Today is also the feast day of Columba of Rieti, a religious sister whose mystical visions and devotion to the poor made her a beloved figure in her region. She was one of many saints who, I suspect, had obsessive-compulsive disorder (OCD) and anorexia, which led her to practice “mortification of the flesh” by fasting too much (which would ultimately kill her) and wearing hair shirts, among other things. I do not include her in my list of saints for these practices, which I think are unhealthy behaviors rooted in anxiety and toxic theology, but because she irritated the right people. She had no problem telling the Pope to repent, and she bothered Lucrezia Borgia so much that Borgia accused her of witchcraft. As a young woman, when her parents arranged a marriage for her, she cut off her hair in protest and sent it to her fiancé. She’s an example of a sensitive soul with a spine of steel—some of the qualities of a saint that I admire.
Reflection:
After my work with clients with obsessive-compulsive disorder, my hunch is that a lot of saints had OCD. Martin Luther and John Wesley both had symptoms of it, I’m sure. Joseph Ciarrocchi’s book The Doubting Disease describes the way leaders of monastic communities sometimes had to restrain the frequency of a religious brother or sister’s confessions, and as Roberta Bondi says in To Love as God Loves, they warned people against aspiring to “heroic faith.” But I also want to resist pathologizing religious asceticism and the reasoning behind the theology of “mortification of the flesh.” People meditate in the snow or train for marathons and we consider such behavior normal. It’s when such behavior interferes with school or work, relationship, or health that it becomes a “disorder.” Columba of Reiti had an eating disorder.

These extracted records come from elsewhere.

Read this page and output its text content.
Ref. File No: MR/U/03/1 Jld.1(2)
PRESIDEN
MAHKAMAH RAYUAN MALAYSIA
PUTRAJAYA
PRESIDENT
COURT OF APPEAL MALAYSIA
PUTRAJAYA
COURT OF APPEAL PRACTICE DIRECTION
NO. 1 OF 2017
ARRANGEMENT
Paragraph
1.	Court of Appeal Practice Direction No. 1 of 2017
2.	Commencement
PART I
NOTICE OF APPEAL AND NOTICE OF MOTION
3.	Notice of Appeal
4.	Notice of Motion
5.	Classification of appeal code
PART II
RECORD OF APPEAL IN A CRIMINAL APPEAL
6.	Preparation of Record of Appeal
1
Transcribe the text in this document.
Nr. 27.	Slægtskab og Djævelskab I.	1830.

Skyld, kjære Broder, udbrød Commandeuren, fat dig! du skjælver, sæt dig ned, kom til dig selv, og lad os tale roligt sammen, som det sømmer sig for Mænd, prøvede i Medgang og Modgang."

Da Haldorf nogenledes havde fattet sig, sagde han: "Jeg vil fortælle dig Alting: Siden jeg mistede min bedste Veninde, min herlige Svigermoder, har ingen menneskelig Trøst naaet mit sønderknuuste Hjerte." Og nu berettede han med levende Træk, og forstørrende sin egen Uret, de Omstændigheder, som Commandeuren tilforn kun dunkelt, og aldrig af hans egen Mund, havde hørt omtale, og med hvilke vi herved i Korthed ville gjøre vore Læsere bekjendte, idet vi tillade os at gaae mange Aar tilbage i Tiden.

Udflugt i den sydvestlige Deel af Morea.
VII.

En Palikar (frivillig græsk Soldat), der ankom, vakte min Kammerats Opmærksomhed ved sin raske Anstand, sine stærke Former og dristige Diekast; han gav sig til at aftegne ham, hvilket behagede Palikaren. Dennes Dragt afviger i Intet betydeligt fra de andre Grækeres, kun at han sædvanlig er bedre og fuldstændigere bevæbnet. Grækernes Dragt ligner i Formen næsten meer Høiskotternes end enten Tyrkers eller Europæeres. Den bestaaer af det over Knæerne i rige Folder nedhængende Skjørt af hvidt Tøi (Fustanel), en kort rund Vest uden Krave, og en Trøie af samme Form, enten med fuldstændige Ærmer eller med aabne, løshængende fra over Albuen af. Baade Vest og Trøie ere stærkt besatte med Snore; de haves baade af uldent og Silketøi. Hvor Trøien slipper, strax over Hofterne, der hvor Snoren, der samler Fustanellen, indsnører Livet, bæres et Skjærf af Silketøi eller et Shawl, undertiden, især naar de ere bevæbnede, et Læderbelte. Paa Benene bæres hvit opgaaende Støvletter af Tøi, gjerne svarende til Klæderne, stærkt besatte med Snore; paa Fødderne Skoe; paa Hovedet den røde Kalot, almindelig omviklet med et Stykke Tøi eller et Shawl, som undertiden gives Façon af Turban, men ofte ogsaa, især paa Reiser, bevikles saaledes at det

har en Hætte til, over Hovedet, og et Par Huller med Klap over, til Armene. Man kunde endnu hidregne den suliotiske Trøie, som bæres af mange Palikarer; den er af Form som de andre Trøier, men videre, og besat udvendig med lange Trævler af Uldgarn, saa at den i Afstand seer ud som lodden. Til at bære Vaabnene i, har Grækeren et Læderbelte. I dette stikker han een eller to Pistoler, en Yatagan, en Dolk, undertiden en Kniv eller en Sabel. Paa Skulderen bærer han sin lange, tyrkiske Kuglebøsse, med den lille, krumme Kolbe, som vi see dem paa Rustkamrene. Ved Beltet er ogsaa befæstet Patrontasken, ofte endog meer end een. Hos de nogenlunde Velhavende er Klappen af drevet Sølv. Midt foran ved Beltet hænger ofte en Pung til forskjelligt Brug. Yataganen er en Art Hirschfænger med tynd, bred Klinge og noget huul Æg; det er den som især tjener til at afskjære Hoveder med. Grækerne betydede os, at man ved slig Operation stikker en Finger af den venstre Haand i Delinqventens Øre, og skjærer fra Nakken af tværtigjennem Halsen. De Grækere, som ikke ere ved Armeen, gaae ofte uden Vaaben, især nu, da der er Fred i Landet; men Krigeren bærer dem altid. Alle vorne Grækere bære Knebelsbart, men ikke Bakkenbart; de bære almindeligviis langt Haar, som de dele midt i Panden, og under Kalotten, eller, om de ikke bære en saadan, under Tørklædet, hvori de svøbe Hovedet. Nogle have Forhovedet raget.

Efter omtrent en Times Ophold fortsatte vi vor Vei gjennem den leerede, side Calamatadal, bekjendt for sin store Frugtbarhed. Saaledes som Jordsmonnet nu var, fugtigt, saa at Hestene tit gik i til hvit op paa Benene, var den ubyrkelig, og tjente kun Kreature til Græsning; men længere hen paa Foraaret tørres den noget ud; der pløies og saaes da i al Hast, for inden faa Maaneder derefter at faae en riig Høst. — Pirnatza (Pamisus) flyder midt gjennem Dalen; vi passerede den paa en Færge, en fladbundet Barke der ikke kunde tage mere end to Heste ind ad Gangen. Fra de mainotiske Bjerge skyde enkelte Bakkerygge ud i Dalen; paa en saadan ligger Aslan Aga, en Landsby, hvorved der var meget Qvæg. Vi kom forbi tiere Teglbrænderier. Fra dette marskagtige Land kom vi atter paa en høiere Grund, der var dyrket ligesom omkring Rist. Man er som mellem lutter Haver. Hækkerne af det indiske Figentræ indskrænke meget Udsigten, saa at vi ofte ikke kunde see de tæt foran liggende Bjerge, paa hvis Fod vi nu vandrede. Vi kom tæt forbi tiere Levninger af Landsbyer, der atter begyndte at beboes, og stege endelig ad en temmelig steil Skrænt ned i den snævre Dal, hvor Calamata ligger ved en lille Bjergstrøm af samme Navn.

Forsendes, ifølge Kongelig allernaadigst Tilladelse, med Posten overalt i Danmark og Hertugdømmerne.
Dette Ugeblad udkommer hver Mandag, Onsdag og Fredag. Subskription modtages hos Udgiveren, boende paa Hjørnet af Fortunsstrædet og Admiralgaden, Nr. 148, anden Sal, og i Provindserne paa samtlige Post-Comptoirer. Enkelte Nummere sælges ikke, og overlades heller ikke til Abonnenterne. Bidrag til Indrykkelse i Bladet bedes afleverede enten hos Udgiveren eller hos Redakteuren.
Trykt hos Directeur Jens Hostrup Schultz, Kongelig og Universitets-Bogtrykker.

I wonder, if she could have been saved from it, what else could she have accomplished?
As for Nicaea: I no longer read creeds the way I used to. They are not mere litmus tests for orthodoxy. These are declarations of faith worked out by communities, and they reflect the theological controversies of the times. Their poetry can be sublime: “God from God, Light from Light, true God from true God, begotten, not made.”
With my analytical brain on, I read them with these questions in my mind: What was at stake? How much struggle did this group go through to land on these words? What would have been the consequence if a group of our faith ancestors decided to use different language?
But then I read them again with my analytical brain quiet, and hear them as poetry.
The Nicene Creed
I believe in one God,
the Father almighty,
maker of heaven and earth,
of all things visible and invisible.
I believe in one Lord Jesus Christ,
the Only Begotten Son of God,
born of the Father before all ages.
God from God, Light from Light,
true God from true God,
begotten, not made, consubstantial with the Father;
through him all things were made.
For us men and for our salvation
he came down from heaven,
and by the Holy Spirit was incarnate of the Virgin Mary,
and became man.
For our sake he was crucified under Pontius Pilate,
he suffered death and was buried,
and rose again on the third day
in accordance with the Scriptures.
He ascended into heaven
and is seated at the right hand of the Father.
He will come again in glory
to judge the living and the dead
and his kingdom will have no end.
I believe in the Holy Spirit, the Lord, the giver of life,
who proceeds from the Father and the Son,
who with the Father and the Son is adored and glorified,
who has spoken through the prophets.
I believe in one, holy, catholic and apostolic Church.
I confess one Baptism for the forgiveness of sins
and I look forward to the resurrection of the dead
and the life of the world to come. Amen.
Prayer: God, our brains understand only the tiniest, intelligible part of you. Help our faith to go deeper than words. Amen.